Llega a su casa con el papelote en la mano, no hay cómo guardarlo. Abre la puerta y escucha en seguida el grito vibrante y luminoso de su hijo que ya está corriendo por el pasillo
— ¡Papá, hola papá! ¡Qué tarde que llegaste! ¿Y esto, una pintura, me trajiste una pinturita?

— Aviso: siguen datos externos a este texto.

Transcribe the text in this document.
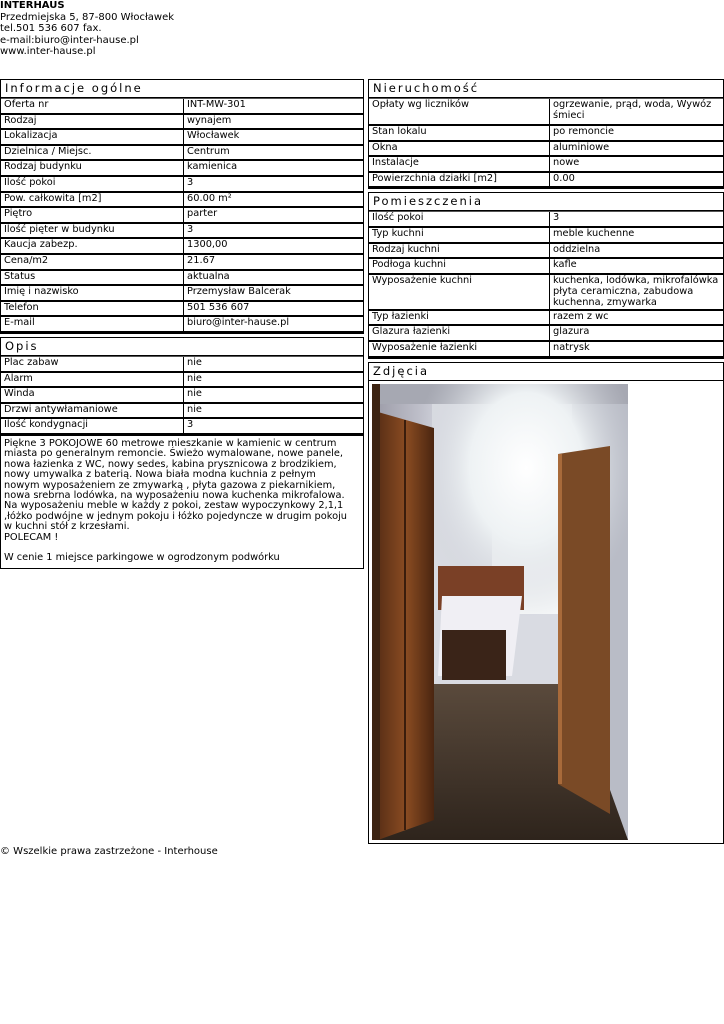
INTERHAUS
Przedmiejska 5, 87-800 Włocławek
tel.501 536 607 fax.
e-mail:biuro@inter-hause.pl
www.inter-hause.pl
Informacje ogólne
Oferta nr	INT-MW-301
Rodzaj	wynajem
Lokalizacja	Włocławek
Dzielnica / Miejsc.	Centrum
Rodzaj budynku	kamienica
Ilość pokoi	3
Pow. całkowita [m2]	60.00 m²
Piętro	parter
Ilość pięter w budynku	3
Kaucja zabezp.	1300,00
Cena/m2	21.67
Status	aktualna
Imię i nazwisko	Przemysław Balcerak
Telefon	501 536 607
E-mail	biuro@inter-hause.pl
Opis
Plac zabaw	nie
Alarm	nie
Winda	nie
Drzwi antywłamaniowe	nie
Ilość kondygnacji	3
Piękne 3 POKOJOWE 60 metrowe mieszkanie w kamienic w centrum
miasta po generalnym remoncie. Świeżo wymalowane, nowe panele,
nowa łazienka z WC, nowy sedes, kabina prysznicowa z brodzikiem,
nowy umywalka z baterią. Nowa biała modna kuchnia z pełnym
nowym wyposażeniem ze zmywarką , płyta gazowa z piekarnikiem,
nowa srebrna lodówka, na wyposażeniu nowa kuchenka mikrofalowa.
Na wyposażeniu meble w każdy z pokoi, zestaw wypoczynkowy 2,1,1
,łóżko podwójne w jednym pokoju i łóżko pojedyncze w drugim pokoju
w kuchni stół z krzesłami.
POLECAM !

W cenie 1 miejsce parkingowe w ogrodzonym podwórku
Nieruchomość
Opłaty wg liczników	ogrzewanie, prąd, woda, Wywóz śmieci
Stan lokalu	po remoncie
Okna	aluminiowe
Instalacje	nowe
Powierzchnia działki [m2]	0.00
Pomieszczenia
Ilość pokoi	3
Typ kuchni	meble kuchenne
Rodzaj kuchni	oddzielna
Podłoga kuchni	kafle
Wyposażenie kuchni	kuchenka, lodówka, mikrofalówka płyta ceramiczna, zabudowa kuchenna, zmywarka
Typ łazienki	razem z wc
Glazura łazienki	glazura
Wyposażenie łazienki	natrysk
Zdjęcia
© Wszelkie prawa zastrzeżone - Interhouse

El hombre acaricia los pelos enredados de su hijo y deja que le arrebate la resonancia de las manos. El niño la explora, entusiasmado. Y juega el hijo con ese papel extraño, descubre que es transparente, que un poco se ve de un lado al otro, descubre que es un poco duro y frío y en poco tiempo descubre que si lo agita, si lo agita fuerte, hace un sonido muy especial. Y lo agita, con fuerza, feliz por el descubrimiento, mientras el hombre lo mira sonriendo y su hijo agita la resonancia una y otra vez, riendo y bailando con ese nuevo sonido tan placentero, que aún el niño no ha aprendido lo mucho que se parece al sonido de los truenos, de esos truenos que resuenan a lo lejos, llegando desde las nubes negras que engordan la cintura del horizonte y la iluminan con sus refucilos, cuando todavía no se sabe si la tormenta, en su avance, seguirá de largo, o caerá con toda su violencia rompiendo el cielo de los que escuchan y esperan.